By Richard Stone

Here at Stone Junction Towers, we are having a debate about how long it takes to lose weight – prompted by my own quest to shed a few pounds. Funnily enough, like most things, this has made me think about the reputation of engineering companies and how it is affected by technical PRactivity intended to improve reputation. 

One of my colleague has a personal trainer who believes that if you increase your calorie intake by, say, 500 calories a day and gain a stone over a year, you would then need to decrease your calorie intake by the same amount (back to the ‘normal’ level) over the same period to lose that amount. If you want to lose more, you would need to decrease it further or burn more calories by exercising. 

Bear with me, there’s an analogy here to do with corporate reputation. 

If you decrease the efforts you make to improve your corporate reputation (and these are entirely distinct from your marketing and sales efforts remember) by a given amount every year, how long will it take to restore your reputation afterwards? Well, one might argue that it follows the same pattern as weight loss, simply restore your efforts and, after time, your reputation will be restored. 

Well, no, not quite.
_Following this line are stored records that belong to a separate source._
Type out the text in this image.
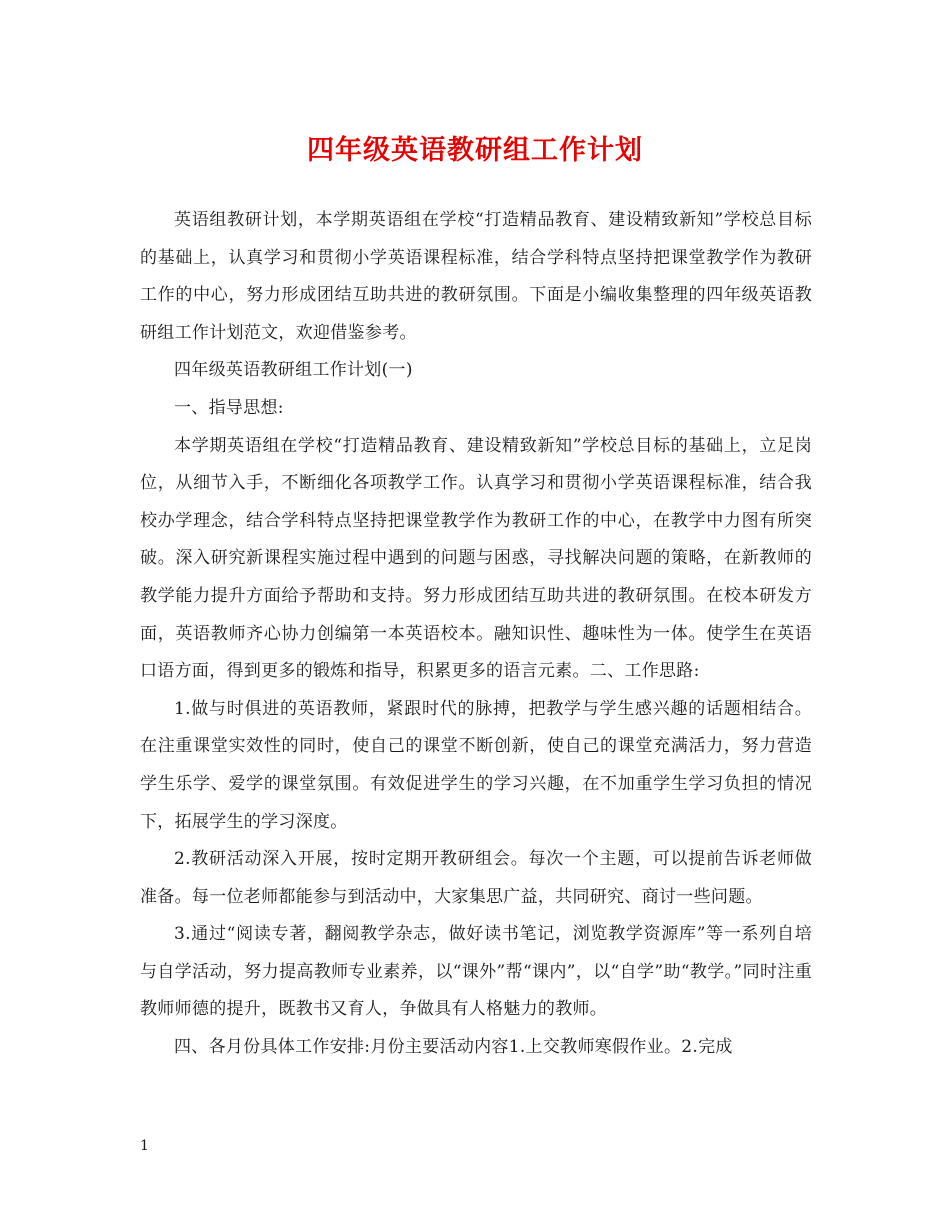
四年级英语教研组工作计划

英语组教研计划，本学期英语组在学校“打造精品教育、建设精致新知”学校总目标的基础上，认真学习和贯彻小学英语课程标准，结合学科特点坚持把课堂教学作为教研工作的中心，努力形成团结互助共进的教研氛围。下面是小编收集整理的四年级英语教研组工作计划范文，欢迎借鉴参考。

四年级英语教研组工作计划(一)

一、指导思想:

本学期英语组在学校“打造精品教育、建设精致新知”学校总目标的基础上，立足岗位，从细节入手，不断细化各项教学工作。认真学习和贯彻小学英语课程标准，结合我校办学理念，结合学科特点坚持把课堂教学作为教研工作的中心，在教学中力图有所突破。深入研究新课程实施过程中遇到的问题与困惑，寻找解决问题的策略，在新教师的教学能力提升方面给予帮助和支持。努力形成团结互助共进的教研氛围。在校本研发方面，英语教师齐心协力创编第一本英语校本。融知识性、趣味性为一体。使学生在英语口语方面，得到更多的锻炼和指导，积累更多的语言元素。二、工作思路:

1.做与时俱进的英语教师，紧跟时代的脉搏，把教学与学生感兴趣的话题相结合。在注重课堂实效性的同时，使自己的课堂不断创新，使自己的课堂充满活力，努力营造学生乐学、爱学的课堂氛围。有效促进学生的学习兴趣，在不加重学生学习负担的情况下，拓展学生的学习深度。

2.教研活动深入开展，按时定期开教研组会。每次一个主题，可以提前告诉老师做准备。每一位老师都能参与到活动中，大家集思广益，共同研究、商讨一些问题。

3.通过“阅读专著，翻阅教学杂志，做好读书笔记，浏览教学资源库”等一系列自培与自学活动，努力提高教师专业素养，以“课外”帮“课内”，以“自学”助“教学。”同时注重教师师德的提升，既教书又育人，争做具有人格魅力的教师。

四、各月份具体工作安排:月份主要活动内容1.上交教师寒假作业。2.完成

1
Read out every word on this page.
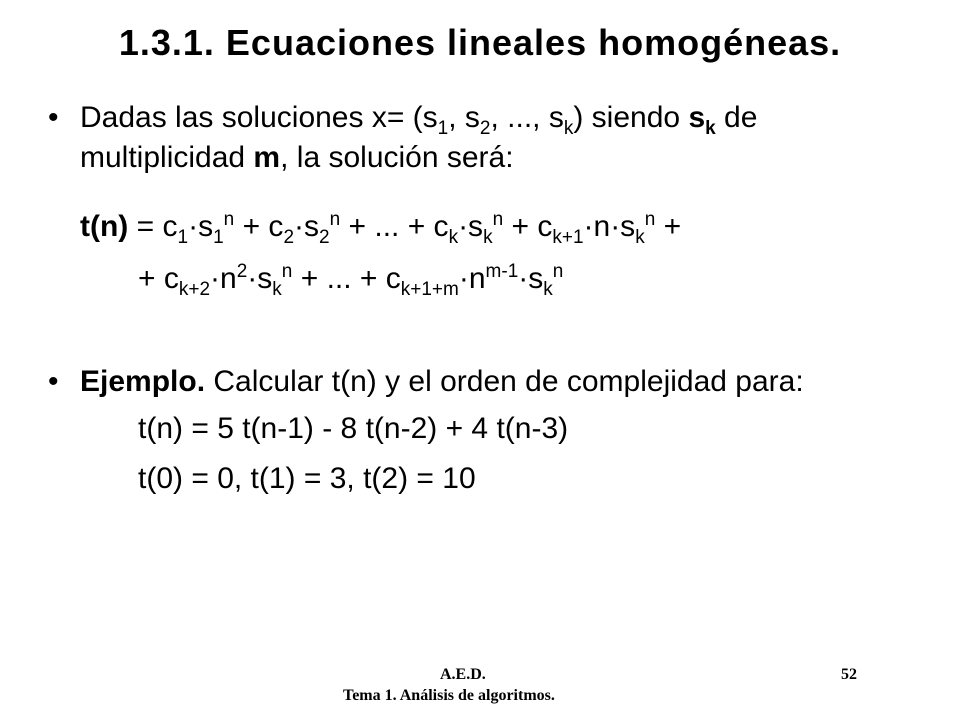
1.3.1. Ecuaciones lineales homogéneas.
• Dadas las soluciones $x= (s_1$, $s_2$, ..., $s_k$) siendo $s_k$ de
multiplicidad m, la solución será:
$t(n) = c_1\cdot s_1^n + c_2\cdot s_2^n$ + ... + $c_k\cdot s_k^n + c_{k+1}\cdot n\cdot s_k^n$ +
+ $c_{k+2}\cdot n^2\cdot s_k^n$ + ... + $c_{k+1+m}\cdot n^{m-1}\cdot s_k^n$
• Ejemplo. Calcular t(n) y el orden de complejidad para:
t(n) = 5 t(n-1) - 8 t(n-2) + 4 t(n-3)
t(0) = 0, t(1) = 3, t(2) = 10
A.E.D.	52
Tema 1. Análisis de algoritmos.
That would only be true if there were a limited amount of factors effecting your reputation. With weight gain, there are only two factors; what you eat and how active you are. With reputation, there is not only your proactive work but also the work done by your competitors, the word of mouth spread by your customers, unusual ‘spike’ events such as a crisis or one-off positive action, the overarching reputation of your industry and so on. 

So, you may well find that it takes longer to restore your company’s reputation than it does to lose weight. Don’t forget that when you are considering cutting back on reputation focussed work.